Selon elle, dire « Fais attention au loup-garou » a plus d’impact que « Sois prudent ».

Il se peut aussi que nous ayons attribué autant de légendes aux Appalaches pour la simple et bonne raison que ces montagnes ont assisté au développement de la plupart des formes de vie sur Terre. Les ombres et le bruissement des forêts alimentent naturellement la peur, en particulier chez ceux qui n’y sont pas habitués. Pour les connaisseurs des lieux en revanche, les montagnes inspirent tout autre chose.
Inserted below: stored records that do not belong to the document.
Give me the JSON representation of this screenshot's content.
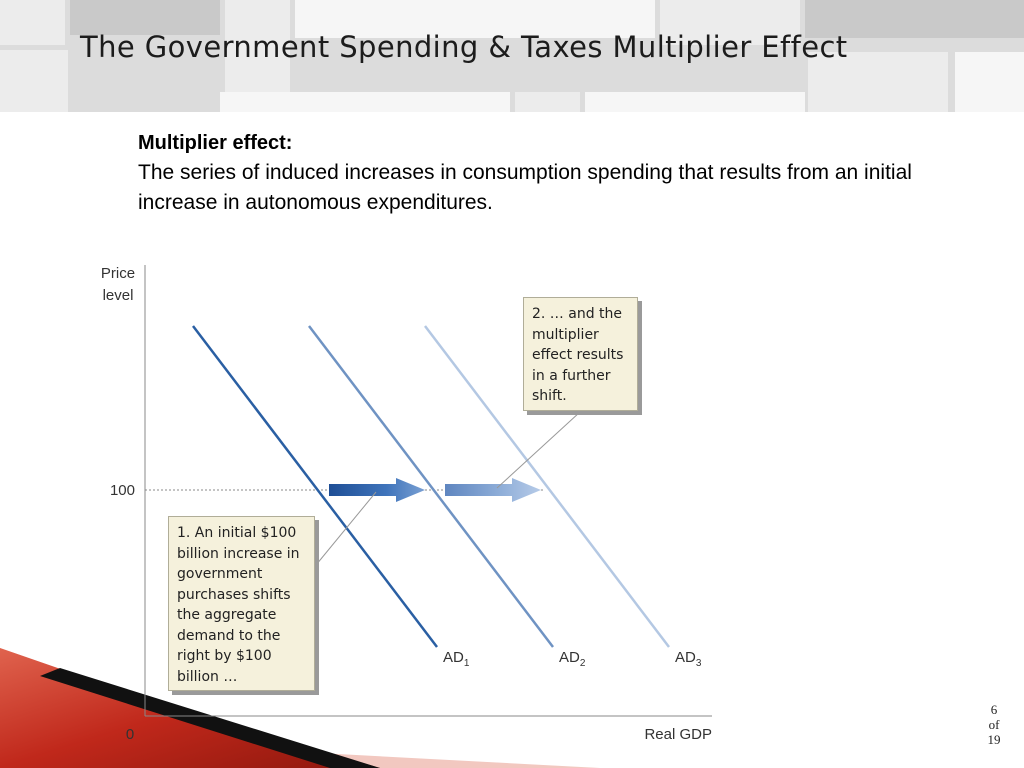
{
  "slide": {
    "title": "The Government Spending & Taxes Multiplier Effect",
    "definition_term": "Multiplier effect:",
    "definition_text": "The series of induced increases in consumption spending that results from an initial increase in autonomous expenditures."
  },
  "diagram": {
    "y_axis_label_line1": "Price",
    "y_axis_label_line2": "level",
    "x_axis_label": "Real GDP",
    "origin_label": "0",
    "price_tick": "100",
    "curves": [
      {
        "name": "AD",
        "subscript": "1",
        "color": "#2a5fa3"
      },
      {
        "name": "AD",
        "subscript": "2",
        "color": "#6f93c3"
      },
      {
        "name": "AD",
        "subscript": "3",
        "color": "#b4c8e3"
      }
    ],
    "callout_1": "1. An initial $100 billion increase in government purchases shifts the aggregate demand to the right by $100 billion …",
    "callout_2": "2. … and the multiplier effect results in a further shift."
  },
  "page": {
    "current": "6",
    "of_label": "of",
    "total": "19"
  },
  "colors": {
    "accent_red": "#c0281b",
    "arrow_dark": "#1f55a0",
    "arrow_light": "#8aaad4",
    "callout_bg": "#f5f1dc"
  }
}
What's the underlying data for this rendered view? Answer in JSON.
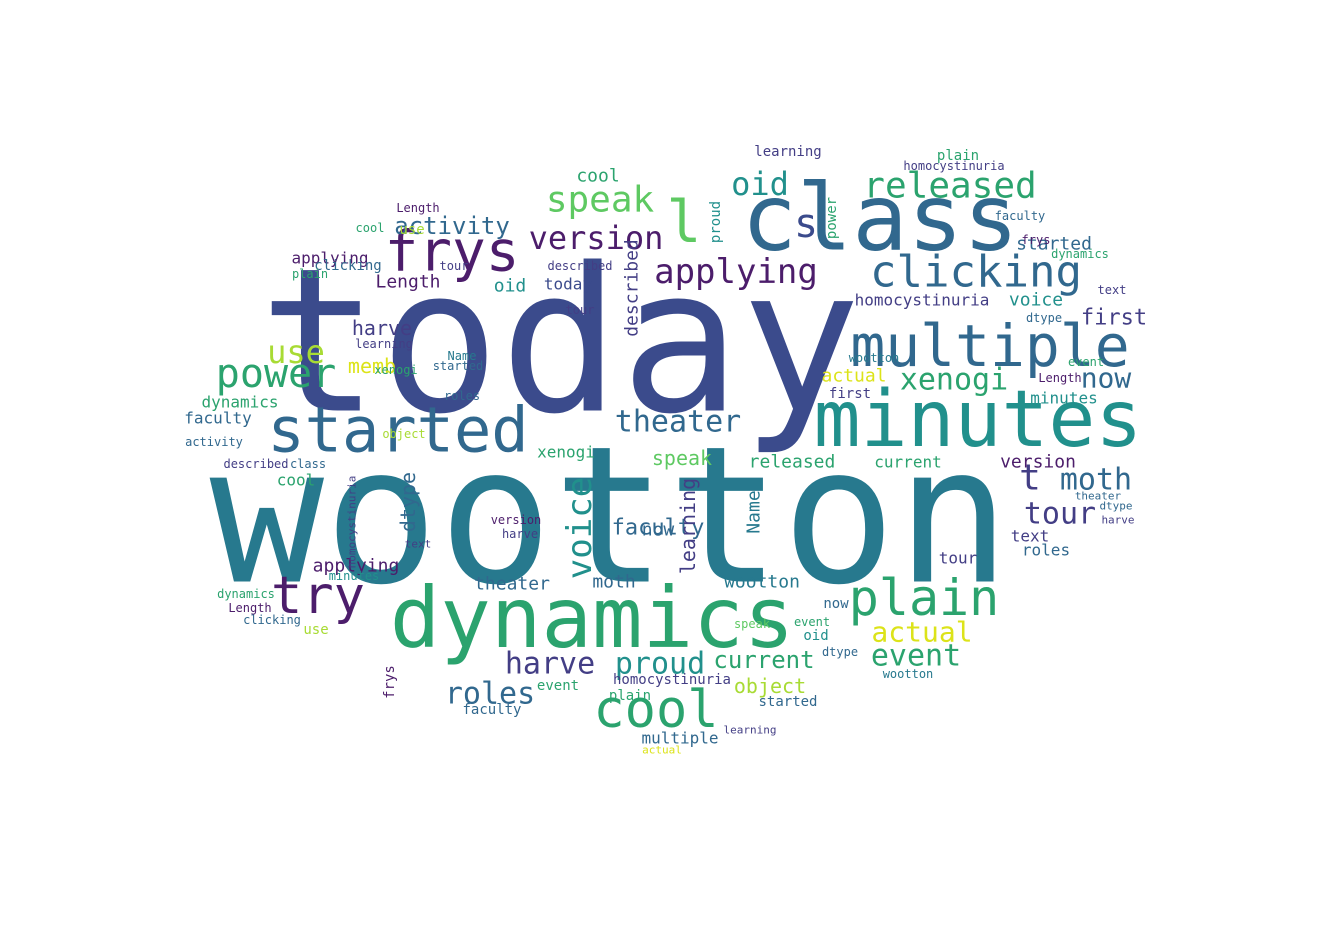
{
  "word_cloud": {
    "palette": {
      "navy": "#3b4b8c",
      "indigo": "#433e85",
      "purple": "#4c1d6b",
      "blue": "#31688e",
      "teal": "#27798e",
      "cyan": "#21908c",
      "green": "#2ba36e",
      "lime": "#5ec962",
      "yellowgreen": "#a8db34",
      "yellow": "#dce319"
    },
    "words": [
      {
        "text": "today",
        "color": "navy"
      },
      {
        "text": "wootton",
        "color": "teal"
      },
      {
        "text": "class",
        "color": "blue"
      },
      {
        "text": "dynamics",
        "color": "green"
      },
      {
        "text": "minutes",
        "color": "cyan"
      },
      {
        "text": "started",
        "color": "blue"
      },
      {
        "text": "frys",
        "color": "purple"
      },
      {
        "text": "multiple",
        "color": "blue"
      },
      {
        "text": "clicking",
        "color": "blue"
      },
      {
        "text": "released",
        "color": "green"
      },
      {
        "text": "version",
        "color": "purple"
      },
      {
        "text": "applying",
        "color": "purple"
      },
      {
        "text": "speak",
        "color": "lime"
      },
      {
        "text": "oid",
        "color": "cyan"
      },
      {
        "text": "l",
        "color": "lime"
      },
      {
        "text": "s",
        "color": "navy"
      },
      {
        "text": "power",
        "color": "green"
      },
      {
        "text": "use",
        "color": "yellowgreen"
      },
      {
        "text": "try",
        "color": "purple"
      },
      {
        "text": "plain",
        "color": "green"
      },
      {
        "text": "cool",
        "color": "green"
      },
      {
        "text": "voice",
        "color": "cyan"
      },
      {
        "text": "theater",
        "color": "blue"
      },
      {
        "text": "xenogi",
        "color": "green"
      },
      {
        "text": "now",
        "color": "blue"
      },
      {
        "text": "moth",
        "color": "blue"
      },
      {
        "text": "tour",
        "color": "indigo"
      },
      {
        "text": "event",
        "color": "green"
      },
      {
        "text": "actual",
        "color": "yellow"
      },
      {
        "text": "harve",
        "color": "indigo"
      },
      {
        "text": "proud",
        "color": "cyan"
      },
      {
        "text": "roles",
        "color": "blue"
      },
      {
        "text": "faculty",
        "color": "blue"
      },
      {
        "text": "current",
        "color": "green"
      },
      {
        "text": "activity",
        "color": "blue"
      },
      {
        "text": "homocystinuria",
        "color": "indigo"
      },
      {
        "text": "Length",
        "color": "purple"
      },
      {
        "text": "memb",
        "color": "yellow"
      },
      {
        "text": "first",
        "color": "indigo"
      },
      {
        "text": "dtype",
        "color": "blue"
      },
      {
        "text": "learning",
        "color": "indigo"
      },
      {
        "text": "described",
        "color": "indigo"
      },
      {
        "text": "text",
        "color": "indigo"
      },
      {
        "text": "Name",
        "color": "teal"
      },
      {
        "text": "object",
        "color": "yellowgreen"
      },
      {
        "text": "t",
        "color": "indigo"
      }
    ]
  }
}
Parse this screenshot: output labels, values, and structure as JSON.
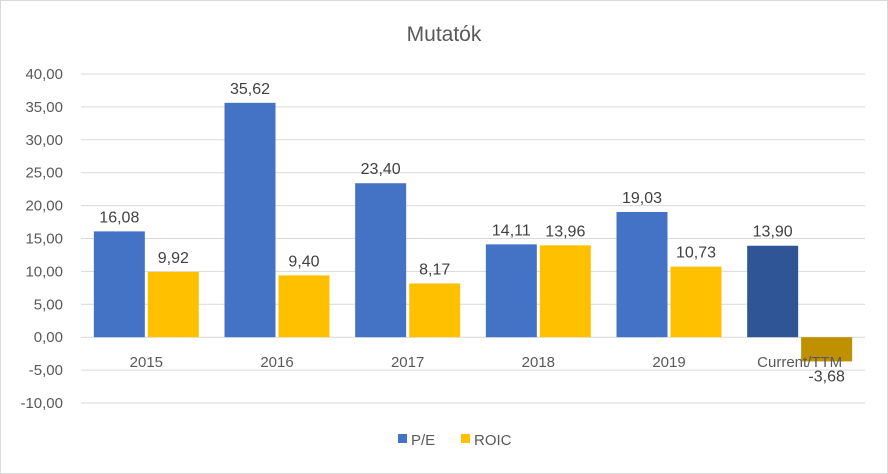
{
  "chart_data": {
    "type": "bar",
    "title": "Mutatók",
    "categories": [
      "2015",
      "2016",
      "2017",
      "2018",
      "2019",
      "Current/TTM"
    ],
    "series": [
      {
        "name": "P/E",
        "values": [
          16.08,
          35.62,
          23.4,
          14.11,
          19.03,
          13.9
        ],
        "labels": [
          "16,08",
          "35,62",
          "23,40",
          "14,11",
          "19,03",
          "13,90"
        ],
        "color": "#4472C4",
        "highlight_last": "#2F5597"
      },
      {
        "name": "ROIC",
        "values": [
          9.92,
          9.4,
          8.17,
          13.96,
          10.73,
          -3.68
        ],
        "labels": [
          "9,92",
          "9,40",
          "8,17",
          "13,96",
          "10,73",
          "-3,68"
        ],
        "color": "#FFC000",
        "highlight_last": "#BF9000"
      }
    ],
    "ylim": [
      -10,
      40
    ],
    "yticks": [
      40,
      35,
      30,
      25,
      20,
      15,
      10,
      5,
      0,
      -5,
      -10
    ],
    "ytick_labels": [
      "40,00",
      "35,00",
      "30,00",
      "25,00",
      "20,00",
      "15,00",
      "10,00",
      "5,00",
      "0,00",
      "-5,00",
      "-10,00"
    ],
    "grid": true,
    "legend_position": "bottom",
    "gridline_color": "#d9d9d9"
  }
}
« Les Appalaches, avec leurs innombrables vallons, leurs pentes à la végétation dense, leurs sources qui jaillissent de nulle part pour mieux disparaître, forment un paysage bien mystérieux. C’est un lieu que le Diable peut arpenter, où vous pouvez vous égarer en suivant d’étranges lumières, où vous pouvez croiser quelque chose qui ressemble à un cerf, mais qui ne se déplace pas comme tel », explique Ursula Vernon. « Ces montagnes alimentent la peur. Mais les gens doivent bien y vivre, alors nous avons des histoires qui vous expliquent comment agir si vous croisez le Diable ou le Not-deer (cryptide ressemblant à un cerf) ou qui vous mettent en garde contre ce qui vous arrivera si vous ne faites pas bien les choses. Ce qui est sûr, c’est qu’il s’agit d’une source d’inspiration intarissable pour les conteurs ».

Cet article a initialement paru sur le site nationalgeographic.com en langue anglaise.